Then the question is, how to swap this out without taking down the production machines that are running on the ESXi servers? For this I created a new Ubuntu VM and installed ZFS on Linux plus the NFS kernel server. Now that I have an environment that has native USB 3 and automatic NFS publishing from the ZFS attribute “sharenfs” I connected the Samsung T2 to the VM and imported the zpool. I couldn’t use FreeNAS in this case since it’s support for USB 3 is not great.

Then there was a quick space calculation to see if I could squeeze the running production machines into the free space. I had to blow away some temporary test machines and some older iso images to be sure I was OK. Then create a new file system with the ever so simple “zfs create t2ssd/panic” followed by “zfs set sharenfs=on” and open up all of the rights on the new filesystem. Oh, and of course, “zfs set compression=lz4” wasn’t necessary since was already on by default on the pool.

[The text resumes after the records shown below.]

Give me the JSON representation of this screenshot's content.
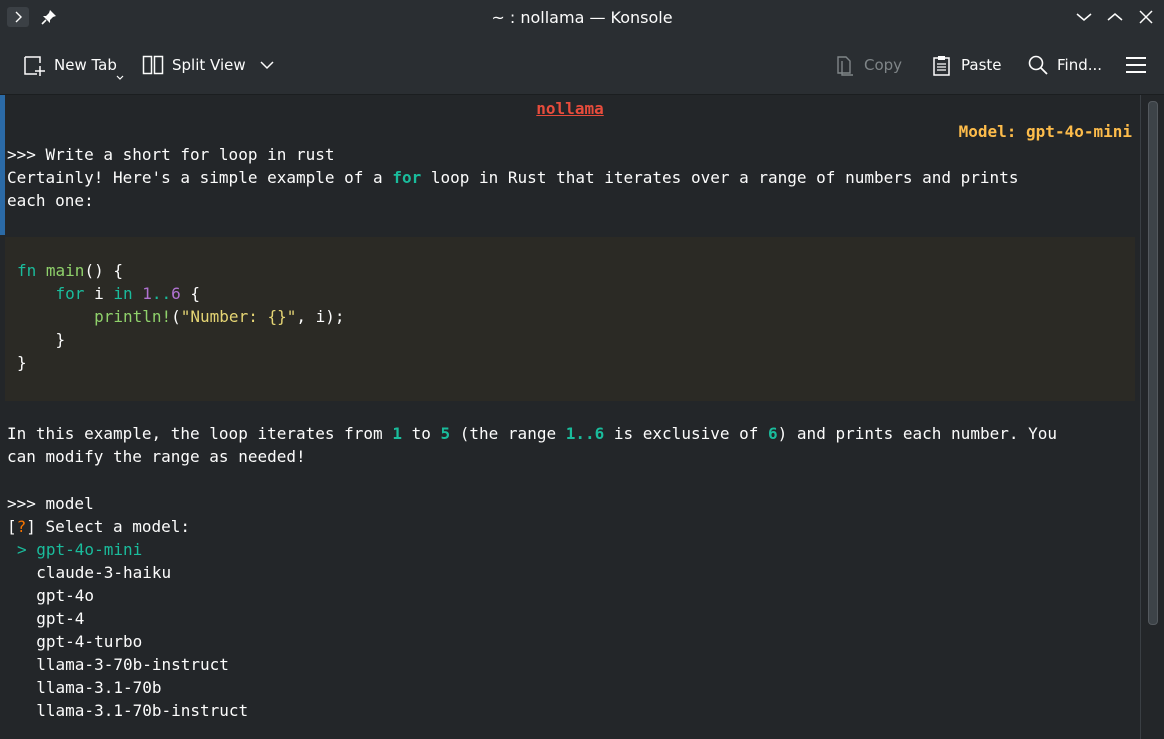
{
  "window": {
    "title": "~ : nollama — Konsole"
  },
  "toolbar": {
    "new_tab": "New Tab",
    "split_view": "Split View",
    "copy": "Copy",
    "paste": "Paste",
    "find": "Find..."
  },
  "terminal": {
    "header_title": "nollama",
    "header_model": "Model: gpt-4o-mini",
    "prompt1": ">>> Write a short for loop in rust",
    "resp1_a": "Certainly! Here's a simple example of a ",
    "resp1_kw": "for",
    "resp1_b": " loop in Rust that iterates over a range of numbers and prints",
    "resp1_c": "each one:",
    "code": {
      "l1_kw": "fn",
      "l1_fn": "main",
      "l1_rest": "() {",
      "l2_indent": "    ",
      "l2_kw": "for",
      "l2_mid": " i ",
      "l2_in": "in",
      "l2_sp": " ",
      "l2_n1": "1",
      "l2_dots": "..",
      "l2_n2": "6",
      "l2_end": " {",
      "l3_indent": "        ",
      "l3_macro": "println!",
      "l3_open": "(",
      "l3_str": "\"Number: {}\"",
      "l3_rest": ", i);",
      "l4": "    }",
      "l5": "}"
    },
    "resp2": {
      "a": "In this example, the loop iterates from ",
      "n1": "1",
      "b": " to ",
      "n2": "5",
      "c": " (the range ",
      "range": "1..6",
      "d": " is exclusive of ",
      "n3": "6",
      "e": ") and prints each number. You",
      "f": "can modify the range as needed!"
    },
    "prompt2": ">>> model",
    "select_open": "[",
    "select_q": "?",
    "select_close": "] Select a model:",
    "models": [
      {
        "label": "> gpt-4o-mini",
        "selected": true
      },
      {
        "label": "  claude-3-haiku",
        "selected": false
      },
      {
        "label": "  gpt-4o",
        "selected": false
      },
      {
        "label": "  gpt-4",
        "selected": false
      },
      {
        "label": "  gpt-4-turbo",
        "selected": false
      },
      {
        "label": "  llama-3-70b-instruct",
        "selected": false
      },
      {
        "label": "  llama-3.1-70b",
        "selected": false
      },
      {
        "label": "  llama-3.1-70b-instruct",
        "selected": false
      }
    ]
  }
}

Then it was just a matter of mounting the NFS share on the ESXi servers and launching a pile of svMotion operations to move them to the VM on my portable computer on a USB Drive. Despite the complete non enterprisey nature of this kludge, I was completely saturating the GbE link (the production system runs on 10GbE - thank god for 10GBase-T and ethernet backwards compatibility).

Copying took a while, but after a few hours I had all of the running production machines transferred over and running happily on a VM on my portable computer on a USB Drive.

Then it was just a matter of rebooting the server off of the new USB key, importing the pool and setting up the appropriate IP addresses and sharing out the volumes. Once the shares came back online, they were immediately visible to the ESXi servers.

Then I left the MacBook in the rack overnight while the svMotion operations copied all the VMs back to the points of origin.

Best part: nobody noticed.